Les rencontres de Rod Stewart avec la loi

Rod Stewart a la réputation d’être une star du rock and roll qui fait la fête, il n’est donc pas particulièrement choquant de savoir qu’il a eu des démêlés avec la justice plusieurs fois au cours de sa vie. Avant la célébrité et la fortune, Rod était un chanteur folk en plein essor qui a fait du stop autour de Paris et de Barcelone au début des années 1960. Cependant, cette aventure s’est terminée brusquement : comme il le détaille dans « Rod : l’autobiographie », il a été expulsé d’Espagne après que lui et des compagnons de voyage aient eu des ennuis pour avoir dormi à l’extérieur. Mais ce n’était pas si mal, car il fit son premier voyage en avion sur le chemin du retour vers l’Angleterre.

Flash forward vers les années 2010, où Rod et son fils Sean Stewart se retrouvent dans des eaux légales brûlantes. Selon le New York Times, les Stewarts, âgés et plus jeunes, ont dû faire face à des charges de batterie après avoir eu une bagarre avec un agent de sécurité au complexe de luxe The Breakers à Palm Beach, en Floride. En 2021, Rod et Sean ont plaidé coupables à un chef de délit de batterie simple. L’avocat des Stewarts, Guy Fronstin, a déclaré à la BBC: « Au lieu de cela, Sir Rod Stewart a décidé de plaider pour éviter les inconvénients et la charge inutile pour le tribunal et le public qu’une procédure très médiatisée entraînerait. »

Le concert record de Rod Stewart

Des boîtes de nuit miteuses aux stades de sport caverneux, dans les années 1980, Rod Stewart avait joué dans tous. Aussi grande star que Stewart l’était au cours de la décennie, il est choquant d’apprendre qu’il n’a pas joué à l’un de ses événements musicaux prééminents.

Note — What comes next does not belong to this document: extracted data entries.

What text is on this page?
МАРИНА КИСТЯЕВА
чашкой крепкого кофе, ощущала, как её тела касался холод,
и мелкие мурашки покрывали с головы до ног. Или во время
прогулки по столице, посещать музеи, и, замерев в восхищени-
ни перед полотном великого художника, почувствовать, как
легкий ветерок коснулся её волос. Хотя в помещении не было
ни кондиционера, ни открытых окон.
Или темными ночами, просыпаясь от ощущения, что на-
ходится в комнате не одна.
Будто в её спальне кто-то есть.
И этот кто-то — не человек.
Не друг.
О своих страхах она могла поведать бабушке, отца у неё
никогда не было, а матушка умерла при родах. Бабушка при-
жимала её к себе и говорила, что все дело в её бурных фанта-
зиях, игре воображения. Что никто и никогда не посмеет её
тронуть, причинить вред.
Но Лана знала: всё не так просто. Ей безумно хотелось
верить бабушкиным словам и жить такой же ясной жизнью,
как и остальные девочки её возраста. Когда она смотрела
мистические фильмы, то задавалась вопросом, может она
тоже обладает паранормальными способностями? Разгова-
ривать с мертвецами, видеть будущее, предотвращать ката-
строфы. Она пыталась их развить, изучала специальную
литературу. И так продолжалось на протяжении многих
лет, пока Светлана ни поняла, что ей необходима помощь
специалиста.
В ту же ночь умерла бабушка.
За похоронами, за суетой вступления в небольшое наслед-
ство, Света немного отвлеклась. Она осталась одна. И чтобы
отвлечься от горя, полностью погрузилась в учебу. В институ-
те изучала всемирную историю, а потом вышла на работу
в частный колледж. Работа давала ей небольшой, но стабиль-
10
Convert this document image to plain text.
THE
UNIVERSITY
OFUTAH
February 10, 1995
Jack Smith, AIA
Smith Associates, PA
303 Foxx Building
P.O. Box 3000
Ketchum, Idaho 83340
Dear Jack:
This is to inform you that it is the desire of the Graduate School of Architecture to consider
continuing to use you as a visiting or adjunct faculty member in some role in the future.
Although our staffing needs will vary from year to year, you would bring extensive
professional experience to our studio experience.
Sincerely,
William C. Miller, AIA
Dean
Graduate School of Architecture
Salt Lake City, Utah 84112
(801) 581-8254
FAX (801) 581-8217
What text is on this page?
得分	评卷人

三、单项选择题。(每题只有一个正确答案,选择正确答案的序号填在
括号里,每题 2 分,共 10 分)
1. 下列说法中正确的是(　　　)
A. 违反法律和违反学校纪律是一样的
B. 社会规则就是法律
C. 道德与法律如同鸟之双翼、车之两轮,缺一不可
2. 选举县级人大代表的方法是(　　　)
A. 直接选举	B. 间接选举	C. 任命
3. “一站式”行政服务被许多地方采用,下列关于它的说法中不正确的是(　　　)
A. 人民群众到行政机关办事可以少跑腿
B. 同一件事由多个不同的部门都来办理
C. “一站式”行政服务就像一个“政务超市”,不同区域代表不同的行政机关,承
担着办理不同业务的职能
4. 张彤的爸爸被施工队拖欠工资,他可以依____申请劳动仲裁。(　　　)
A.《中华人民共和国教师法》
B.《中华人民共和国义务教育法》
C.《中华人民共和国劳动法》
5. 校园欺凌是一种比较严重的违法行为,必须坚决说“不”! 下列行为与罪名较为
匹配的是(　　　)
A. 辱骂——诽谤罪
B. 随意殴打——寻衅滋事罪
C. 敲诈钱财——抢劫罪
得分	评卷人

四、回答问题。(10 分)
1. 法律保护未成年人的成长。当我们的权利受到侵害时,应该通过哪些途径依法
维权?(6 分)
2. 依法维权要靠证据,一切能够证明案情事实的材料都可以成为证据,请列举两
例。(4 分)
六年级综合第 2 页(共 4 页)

Le concert Live Aid de 1985 a vu un who’s who des superstars de la musique se produire lors de l’événement caritatif, notamment Elton John, Queen, Madonna, U2, Run DMC, etc. Remarquablement absent était Rod Stewart, qui au milieu des années 80 était un chanteur star de la musique mondiale en tête des charts. Ce n’est qu’en 2021 que Stewart a appris pourquoi il n’avait pas honoré la scène Live Aid. Il a déclaré à la BBC : « En fait, nous étions censés le faire, mais quelques gars du groupe m’ont dit que notre ex-manager avait refusé parce que je n’avais pas la bonne couverture médiatique. » Une occasion manquée pour Stewart, c’est sûr.

Bien qu’il n’ait pas pu se déchaîner pour les milliers de personnes qui ont assisté aux deux concerts Live Aid à Philadelphie et à Londres, Stewart a eu l’opportunité de se produire en 1994. Selon Guinness World Records, le concert du Nouvel An de Stewart à Rio de Janeiro cette année-là a attiré 4,2 millions de personnes, le plus grand nombre de concerts gratuits de l’histoire. Peu importe que ce chiffre inclut les personnes qui viennent d’aller voir les feux d’artifice. Nous aimons penser que la plupart se sont présentés pour voir Stewart se pavaner.